/webfractals

Multi-core Mandelbrot/Julia Fractal Generator in Javascript

Primary LanguageJavaScriptMIT LicenseMIT

JavaScript/HTML5 Canvas/Web Worker Mandelbrot Fractal Renderer

Live site:

Description

This project is a fast, fluid and smooth Mandelbrot fractal generator written entirely in JavaScript, utilising HTML5 Canvas for rendering, Web Worker for multi-core/concurrent processing and a fully interruptible rendering algorithm to make the experience smooth when zooming and dragging.

The project was written from scratch by me with inspiration from many others.

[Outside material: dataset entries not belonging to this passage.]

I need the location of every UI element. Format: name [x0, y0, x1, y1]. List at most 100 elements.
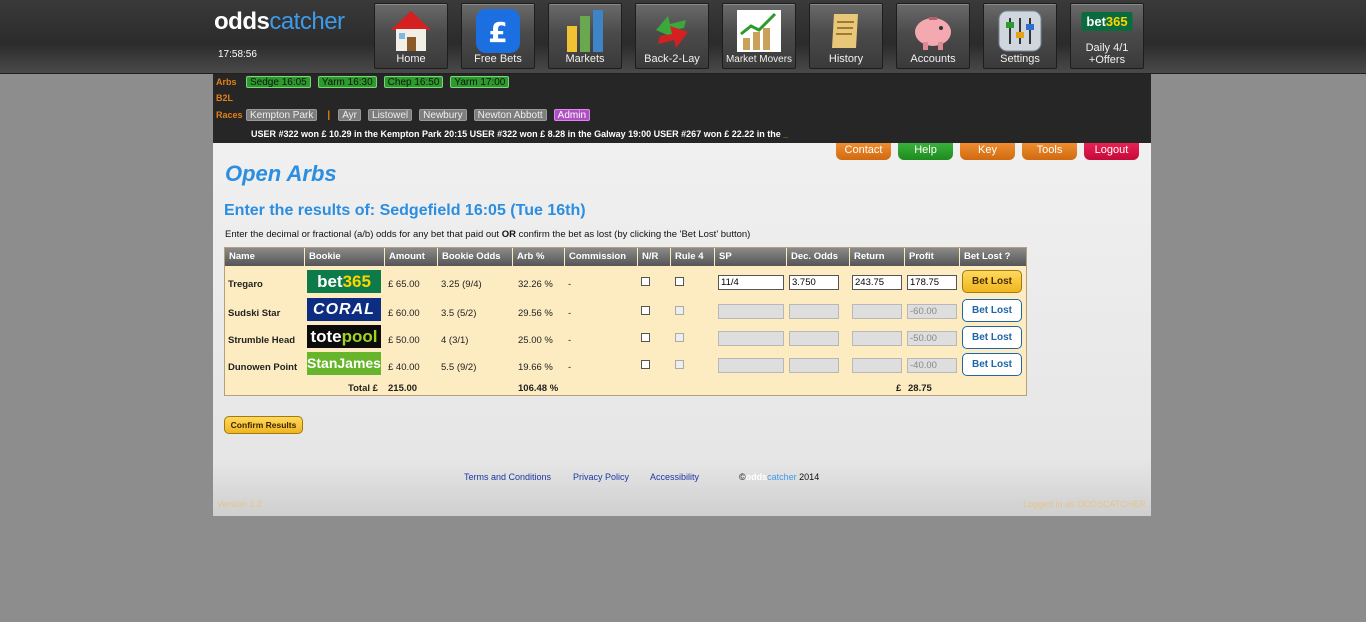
total-profit-symbol: £ [896, 383, 902, 394]
race-chip[interactable]: Kempton Park [246, 109, 318, 121]
nav-home-label: Home [396, 53, 426, 65]
nav-accounts-label: Accounts [910, 53, 956, 65]
races-label: Races [216, 110, 243, 120]
bet365-bookie-logo: bet365 [307, 270, 381, 293]
sp-input [718, 358, 784, 373]
nav-markets-label: Markets [565, 53, 605, 65]
bet-lost-button[interactable]: Bet Lost [962, 353, 1022, 376]
col-bet-lost: Bet Lost ? [964, 251, 1011, 262]
row-amount: £ 60.00 [388, 308, 420, 319]
trend-chart-icon [737, 10, 781, 52]
svg-text:£: £ [488, 16, 507, 49]
nav-markets-button[interactable]: Markets [548, 3, 622, 69]
bet-lost-button[interactable]: Bet Lost [962, 326, 1022, 349]
arb-chip[interactable]: Yarm 17:00 [450, 76, 510, 88]
tab-contact[interactable]: Contact [836, 143, 891, 160]
profit-input: -50.00 [907, 331, 957, 346]
race-chip[interactable]: Listowel [368, 109, 413, 121]
pound-icon: £ [476, 9, 520, 53]
nav-accounts-button[interactable]: Accounts [896, 3, 970, 69]
total-label: Total £ [348, 383, 378, 394]
arb-chip[interactable]: Yarm 16:30 [317, 76, 377, 88]
race-chip[interactable]: Newton Abbott [473, 109, 547, 121]
offers-line-2: +Offers [1088, 54, 1126, 66]
profit-input[interactable]: 178.75 [907, 275, 957, 290]
row-odds: 3.5 (5/2) [441, 308, 477, 319]
row-amount: £ 40.00 [388, 362, 420, 373]
nav-home-button[interactable]: Home [374, 3, 448, 69]
table-header: Name Bookie Amount Bookie Odds Arb % Com… [225, 248, 1026, 266]
nav-bet365-offers-label: Daily 4/1 +Offers [1071, 42, 1143, 66]
piggy-bank-icon [915, 17, 951, 50]
col-amount: Amount [385, 248, 438, 266]
col-sp: SP [715, 248, 787, 266]
profit-input: -60.00 [907, 304, 957, 319]
row-odds: 5.5 (9/2) [441, 362, 477, 373]
race-chip[interactable]: Newbury [419, 109, 467, 121]
terms-link[interactable]: Terms and Conditions [464, 472, 551, 482]
rule4-checkbox[interactable] [675, 277, 684, 286]
total-profit: 28.75 [908, 383, 932, 394]
race-chip[interactable]: Ayr [338, 109, 362, 121]
arb-chip[interactable]: Chep 16:50 [383, 76, 444, 88]
admin-chip[interactable]: Admin [553, 109, 591, 121]
bet365-logo-a: bet [1086, 14, 1106, 29]
tab-help[interactable]: Help [898, 143, 953, 160]
row-odds: 4 (3/1) [441, 335, 469, 346]
accessibility-link[interactable]: Accessibility [650, 472, 699, 482]
dec-odds-input[interactable]: 3.750 [789, 275, 839, 290]
row-odds: 3.25 (9/4) [441, 279, 482, 290]
rule4-checkbox [675, 306, 684, 315]
dec-odds-input [789, 331, 839, 346]
race-separator: | [327, 109, 331, 121]
nav-market-movers-button[interactable]: Market Movers [722, 3, 796, 69]
rule4-checkbox [675, 333, 684, 342]
nr-checkbox[interactable] [641, 360, 650, 369]
total-amount: 215.00 [388, 383, 418, 394]
row-arb: 32.26 % [518, 279, 553, 290]
nav-settings-button[interactable]: Settings [983, 3, 1057, 69]
page-subtitle: Enter the results of: Sedgefield 16:05 (… [224, 202, 586, 219]
row-commission: - [568, 362, 572, 373]
instructions: Enter the decimal or fractional (a/b) od… [225, 229, 750, 240]
nav-settings-label: Settings [1000, 53, 1040, 65]
nav-history-button[interactable]: History [809, 3, 883, 69]
row-commission: - [568, 308, 572, 319]
nr-checkbox[interactable] [641, 333, 650, 342]
copyright-symbol: © [739, 472, 746, 482]
nr-checkbox[interactable] [641, 277, 650, 286]
nav-back-2-lay-button[interactable]: Back-2-Lay [635, 3, 709, 69]
row-name: Dunowen Point [228, 362, 298, 373]
instructions-text-after: confirm the bet as lost (by clicking the… [515, 229, 751, 240]
row-name: Strumble Head [228, 335, 296, 346]
sp-input [718, 304, 784, 319]
nav-bet365-offers-button[interactable]: bet365 Daily 4/1 +Offers [1070, 3, 1144, 69]
col-profit: Profit [905, 248, 960, 266]
site-logo[interactable]: oddscatcher [214, 8, 345, 36]
scroll-icon [832, 14, 858, 48]
confirm-results-button[interactable]: Confirm Results [224, 416, 303, 434]
privacy-link[interactable]: Privacy Policy [573, 472, 629, 482]
return-input[interactable]: 243.75 [852, 275, 902, 290]
bet-lost-button[interactable]: Bet Lost [962, 299, 1022, 322]
logged-in-label: Logged in as ODDSCATCHER [1023, 499, 1146, 509]
copyright-logo-odds: odds [745, 472, 768, 482]
bet-lost-button[interactable]: Bet Lost [962, 270, 1022, 293]
copyright: ©oddscatcher 2014 [739, 472, 819, 482]
tab-logout[interactable]: Logout [1084, 143, 1139, 160]
tab-key[interactable]: Key [960, 143, 1015, 160]
row-commission: - [568, 279, 572, 290]
sliders-icon [998, 10, 1042, 52]
nr-checkbox[interactable] [641, 306, 650, 315]
tab-tools[interactable]: Tools [1022, 143, 1077, 160]
arbs-row: Arbs Sedge 16:05 Yarm 16:30 Chep 16:50 Y… [216, 75, 516, 89]
nav-history-label: History [828, 53, 864, 65]
return-input [852, 304, 902, 319]
utility-tabs: Contact Help Key Tools Logout [829, 143, 1139, 160]
rule4-checkbox [675, 360, 684, 369]
arb-chip[interactable]: Sedge 16:05 [246, 76, 311, 88]
nav-free-bets-button[interactable]: £ Free Bets [461, 3, 535, 69]
sp-input[interactable]: 11/4 [718, 275, 784, 290]
results-table: Name Bookie Amount Bookie Odds Arb % Com… [224, 247, 1027, 396]
col-nr: N/R [638, 248, 671, 266]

Specially thanks to cslarsen's and his mandelbrot-js project with a great write-up of some of the techniques applied.

Multi-core rendering

Multi-core rendering is achieved in the browser using Web Workers. Two workers are spawned per available processor core, to ensure maximum utilisation. The main script dispatches rendering jobs to the workers and draws the results on the canvas. Each job is a single horizontal line of the canvas. This keeps the jobs non-trivial (less overhead) and local (better CPU cache locality).

Progressive rendering

Progressive rendering is achieved by rendering all the rows of the image in a non-linear order. In fact, they are rendered in order of the line number with its bits reversed.

Sub-pixel rendering (anti-aliasing) is also done progressively. A uniform set of sub-pixel offsets is used. The first pass writes resulting color values directly to the canvas. Subsequent passes are first written to an off-screen canvas. Then the off-screen canvas is drawn onto the visible canvas with the global alpha level set appropriately. The second pass is drawn with alpha 0.5, third pass with alpha 1/3, fourth pass with alpha 1/4 and so on. It may not be perfectly accurate at later passes since results are rounded to 8-bit integers, but it's certainly good for this project.

Smooth interaction

Zooming, dragging and resizing the canvas is made a smooth as possible by two techniques. First, the currently shown image is re-drawn on the canvas with the new position and scaling. Secondly, a render already in progress is interrupted, and rendering is started on the new viewport, continuing from the last row already displayed. This means that the last row to be displayed will then get to the back of the queue and be the last to be updated in the next rendering. All lines will eventually be rendered even when continously interrupting the rendering by scrolling/dragging.

Event throttling

Drag, zoom and window sizes all cause a lot of events. In order to not let the event handling completely starve the rendering processes, handling of these events are throttled to a specific rate. See the addThrottledEventHandler function and its use for details.